In both litigation and arbitration, there is scope for parties to recover costs ’incidental to’ the proceedings (pursuant to s 51, Senior Courts Act 1981 and s 59,Arbitration Act 1996 respectively). There is case law which confirms that costs incidental to the proceedings can include pre-action preparation costs. It is arguable that the work involved in preparing the case for adjudication is work which otherwise would have been required for later litigation or arbitration proceedings, and so should be recoverable in those proceedings. This might cover, for example, the investigation of the factual and legal position, and preparation of witness statements or expert reports.
Having said this, the principle may not extend to pre-action ADR – in Lobster Group Ltd v Heidelberg Graphic Equipment Ltd  EWHC 413 (TCC), it was held that the costs of a pre-action mediation could not be recovered as part of the costs of the litigation. One of the main points that the judge relied upon was that the parties had agreed that they would each bear their own costs of the mediation, which tended against allowing the party to recover those costs in later proceedings. In a similar way, the fact that the HGCRA 1996 arguably now prohibits any pre-agreement as to the allocation of the parties’ legal costs could be taken as equivalent to an agreement that the parties’ costs of adjudication should lie where they fall.
However, a method to strengthen the claim for recovery of costs would be to take a step in the litigation or arbitration proceedings before commencing adjudication – for example, to issue a Pre-Action Protocol letter of claim. The costs of preparing the claimant’s case could then legitimately be argued to relate to the Pre-Action Protocol process, rather than to the adjudication. It is reasonably settled law that the parties’ costs of complying with the Pre-Action Protocol are capable of being recovered as part of the costs of any subsequent litigation – McGlinn v Waltham Contractors Ltd  EWHC 149 (TCC). Even if this argument were successful, however, it would not cover costs relating solely to the adjudication – for example, work in preparing adjudication submissions and in relation to jurisdictional challenges.

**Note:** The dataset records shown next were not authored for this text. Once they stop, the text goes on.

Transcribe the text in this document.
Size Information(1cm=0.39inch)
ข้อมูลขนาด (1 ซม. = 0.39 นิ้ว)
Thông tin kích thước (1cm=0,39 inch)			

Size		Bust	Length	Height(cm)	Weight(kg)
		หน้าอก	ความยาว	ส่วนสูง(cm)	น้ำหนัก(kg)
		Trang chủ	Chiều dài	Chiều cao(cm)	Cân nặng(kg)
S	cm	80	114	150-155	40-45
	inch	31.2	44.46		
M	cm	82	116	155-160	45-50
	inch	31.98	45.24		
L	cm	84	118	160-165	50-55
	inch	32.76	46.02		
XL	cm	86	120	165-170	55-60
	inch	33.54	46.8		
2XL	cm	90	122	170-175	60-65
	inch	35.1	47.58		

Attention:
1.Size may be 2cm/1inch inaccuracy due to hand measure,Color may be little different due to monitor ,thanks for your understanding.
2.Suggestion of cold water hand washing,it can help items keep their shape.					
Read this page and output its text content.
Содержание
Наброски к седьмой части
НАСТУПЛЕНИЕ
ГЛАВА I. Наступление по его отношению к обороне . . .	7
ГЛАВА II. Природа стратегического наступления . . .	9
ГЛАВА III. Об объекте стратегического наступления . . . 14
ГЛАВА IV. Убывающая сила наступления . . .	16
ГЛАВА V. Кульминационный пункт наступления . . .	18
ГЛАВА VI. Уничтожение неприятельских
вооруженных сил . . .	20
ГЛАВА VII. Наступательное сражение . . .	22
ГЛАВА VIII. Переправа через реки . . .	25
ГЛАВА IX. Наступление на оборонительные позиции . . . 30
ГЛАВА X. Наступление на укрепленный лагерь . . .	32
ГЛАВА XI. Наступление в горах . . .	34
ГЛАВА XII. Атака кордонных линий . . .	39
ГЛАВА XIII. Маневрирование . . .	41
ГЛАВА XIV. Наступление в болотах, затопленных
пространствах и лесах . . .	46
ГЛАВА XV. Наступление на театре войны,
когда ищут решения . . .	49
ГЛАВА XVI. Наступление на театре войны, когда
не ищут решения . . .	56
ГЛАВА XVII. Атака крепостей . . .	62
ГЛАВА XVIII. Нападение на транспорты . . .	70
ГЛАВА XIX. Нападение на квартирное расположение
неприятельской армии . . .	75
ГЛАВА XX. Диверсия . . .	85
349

Adjudication costs are a significant issue and form a disincentive for parties to engage in the procedure, especially for substantial or complex cases. Whilst largely untested in Court, the methods discussed above may provide a potential route for recovery of those costs and so mitigate the concerns to a limited degree. Parties and lawyers are eternally creative and no doubt further arguments will arise in the future.